Tras
una semana de recapacitación necesaria, de asentarme en esta nueva situación
que me sorprender e inquieta, de reconsiderar el tiempo que se avecina, y
someter a consideración esta nueva etapa de mi vida, vuelvo a este teclado
donde se esconden las ideas y los sentimientos que intento diariamente transcribir,
en una lucha incesante con ellas pues se esconden en los recovecos más
insólitos y menos accesibles. A veces siento sus risas manando por las
estrechísimas rendijas y cómo se mofan de mí cuando me ponen las cosas
difíciles. No es una tarea baladí ésta de enfrentarse diariamente al blancor de
una pantalla que relumbra y a veces es tan cegadora que se nos presenta inaccesible
para emborronarla con los disparates y los aciertos que alumbramos. Pero aquí
estoy, intentando sobreponerme al desesperante futuro, a superar la inquietud y
la inseguridad por cuánto se nos viene encima, intentado huir de la mansedumbre
con la que nos atosiga la desocupación.
Escribo
de nuevo porque lo necesito para evadirme de la ociosidad que procura el
desconcierto en el que se convierte una vida, en la sensación que me aturde la
evocación de casi treinta años desarrollando una ocupación. Ahora que la rutina
se ha desplomado sobre el tejado de la existencia, alterando el devenir de las
horas, trastocando las tareas laborales y convirtiéndolas en una especie de
recuerdos lejanos cuando hace muy pocos días de la debacle. Es una sensación
extraña que me ha estado atosigando en las últimas fechas, desabridas jornadas
en las que el fantasma del decaimiento ha sobrevolado mi espíritu y donde se
sopesa cualquier posibilidad de arrinconamiento. Huyo hoy de ellas porque he
visto que la luz de un amanecer nuevo comienza a iluminar un sendero por el que
ascender a nuevos proyectos, a procurarme una vida inesperada, tal vez mejor.
Fue
volver verle. Fui a renovar mi incomprensión, a rebatirle lo que tantas veces
había obviado porque lo desconocía. O mejor dicho, estuve a punto de no ir.

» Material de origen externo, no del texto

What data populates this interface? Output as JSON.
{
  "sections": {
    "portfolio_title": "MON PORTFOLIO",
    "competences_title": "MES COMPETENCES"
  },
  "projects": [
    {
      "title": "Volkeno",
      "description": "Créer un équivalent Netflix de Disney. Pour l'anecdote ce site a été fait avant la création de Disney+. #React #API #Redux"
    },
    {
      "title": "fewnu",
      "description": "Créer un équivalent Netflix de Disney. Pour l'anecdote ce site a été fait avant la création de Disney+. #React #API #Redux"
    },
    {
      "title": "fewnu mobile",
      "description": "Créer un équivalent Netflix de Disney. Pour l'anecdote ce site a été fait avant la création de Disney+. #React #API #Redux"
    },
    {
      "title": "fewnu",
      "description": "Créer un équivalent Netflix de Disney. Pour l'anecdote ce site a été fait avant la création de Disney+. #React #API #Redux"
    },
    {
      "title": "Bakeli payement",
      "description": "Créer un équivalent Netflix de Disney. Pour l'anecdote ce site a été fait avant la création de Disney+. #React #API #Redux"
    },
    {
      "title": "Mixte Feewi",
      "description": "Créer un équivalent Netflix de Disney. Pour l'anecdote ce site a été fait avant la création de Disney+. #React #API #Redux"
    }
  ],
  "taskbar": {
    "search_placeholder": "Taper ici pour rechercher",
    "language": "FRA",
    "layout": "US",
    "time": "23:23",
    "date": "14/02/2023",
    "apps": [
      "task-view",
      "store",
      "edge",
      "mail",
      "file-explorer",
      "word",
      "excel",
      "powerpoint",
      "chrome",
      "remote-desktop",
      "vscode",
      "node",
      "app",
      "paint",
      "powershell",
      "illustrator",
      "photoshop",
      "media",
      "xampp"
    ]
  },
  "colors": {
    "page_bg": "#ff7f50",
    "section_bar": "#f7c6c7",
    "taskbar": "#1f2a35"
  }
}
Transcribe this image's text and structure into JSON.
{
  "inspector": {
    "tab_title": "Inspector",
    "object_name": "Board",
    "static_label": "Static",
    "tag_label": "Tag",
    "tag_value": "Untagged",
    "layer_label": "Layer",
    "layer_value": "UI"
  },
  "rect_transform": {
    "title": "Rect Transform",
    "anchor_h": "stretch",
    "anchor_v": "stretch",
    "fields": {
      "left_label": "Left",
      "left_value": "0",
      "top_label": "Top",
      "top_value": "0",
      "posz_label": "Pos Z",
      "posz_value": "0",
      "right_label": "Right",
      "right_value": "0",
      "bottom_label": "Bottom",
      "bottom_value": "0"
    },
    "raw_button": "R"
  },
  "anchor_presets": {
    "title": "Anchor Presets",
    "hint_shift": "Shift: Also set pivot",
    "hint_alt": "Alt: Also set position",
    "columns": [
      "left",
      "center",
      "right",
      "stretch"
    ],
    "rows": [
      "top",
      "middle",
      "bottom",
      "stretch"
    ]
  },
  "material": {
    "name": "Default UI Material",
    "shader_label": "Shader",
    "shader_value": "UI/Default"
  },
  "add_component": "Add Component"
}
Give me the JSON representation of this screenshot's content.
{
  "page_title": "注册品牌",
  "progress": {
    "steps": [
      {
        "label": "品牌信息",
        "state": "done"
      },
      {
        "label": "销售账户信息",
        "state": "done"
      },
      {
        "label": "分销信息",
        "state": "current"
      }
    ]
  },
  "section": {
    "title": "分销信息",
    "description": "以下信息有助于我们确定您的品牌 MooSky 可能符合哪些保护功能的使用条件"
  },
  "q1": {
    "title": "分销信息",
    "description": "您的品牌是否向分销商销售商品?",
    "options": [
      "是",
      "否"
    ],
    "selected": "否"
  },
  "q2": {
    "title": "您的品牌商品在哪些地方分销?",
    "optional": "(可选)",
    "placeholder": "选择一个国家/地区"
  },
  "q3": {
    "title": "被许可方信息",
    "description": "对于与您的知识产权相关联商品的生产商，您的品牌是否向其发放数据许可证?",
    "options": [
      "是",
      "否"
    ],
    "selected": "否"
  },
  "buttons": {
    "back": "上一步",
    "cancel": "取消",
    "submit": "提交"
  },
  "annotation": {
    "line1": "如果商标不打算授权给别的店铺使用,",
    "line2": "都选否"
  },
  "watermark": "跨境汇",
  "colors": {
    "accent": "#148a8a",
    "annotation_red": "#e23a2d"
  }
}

Este cúmulo de sensaciones contrarias que me arrinconaban, que iban
oscureciendo mi voluntad, me inhabilitaba para emprender un compromiso con la
realidad. Y toda este oscurantismo se desplomó a apenas cruce la linde del
estado donde toda gracia tiene fin consumida por la Gracia Plena que reina en
la alegría y en la ilusión. Allí, ¡como siempre!, estaba la mirada que redime
cualquier mal. Allí, enfrentándose al desasosiego y la desesperación, estaba la
luz del brillo de unos ojos que arrincona las tinieblas y deshace las grisáceas
nebulosas que se apropian cuando creemos que la derrota está próxima y aceptamos
su humillación porque nos creemos imposibilitados para la lucha, olvidando la
de veces que nos hemos levantado para volver con nuevos y emergentes bríos a la
batalla diaria para la supervivencia.
Allí
estaba, entronizada en el esplendor, elevada por las oraciones a la mejor
condición de quién aceptó los designios del Señor y se hizo esclava de su
voluntad. Fue pisar el territorio donde habita la Esperanza e inflamárseme el
corazón con la vitalidad propia que se irradia al orbe desde el camarín que La
ampara y protege. Y entonces oí aquello que conmocionó mis sentidos e hizo
tambalear las estructuras de mis emociones, que consolidó la gran certeza que siempre
he mantenido en mi corazón, aun sin yo tener conciencia de ello, por la dureza
de los momentos pasados. Aquella duda por acudir, motivo el retraso y propició
aquel encuentro. La mujer, junto a mí, elevó la más bella de las oraciones.
Unos segundos que pueden transformar vidas, cambiar el destino de las personas.
Unas sencillas palabras que brotan desde la humildad de unos labios que quizás
no conozcan las profundidades gramaticales, semánticas y semiológicas de la
lengua, pero que aglutinan la mayor de las verdades. Era víspera de la
Inmaculada. El Señor de la Sentencia imponía su grandeza desde el presbiterio.
Sus manos expuestas al reconocimiento de la devoción popular. Y aquella mujer
que se para y cruza su mirada con Él. “Menos
mal que siempre nos queda la Esperanza”, y se fue sin dejar de mirar hacia
arriba, donde la Virgen sigue invitándonos a no desfallecer. Y yo quiero seguir
asomándome a ese pretil del cielo, que esta basílica, donde vive la Madre de
Dios y desde donde se proclama la mejor ventura a los hombres.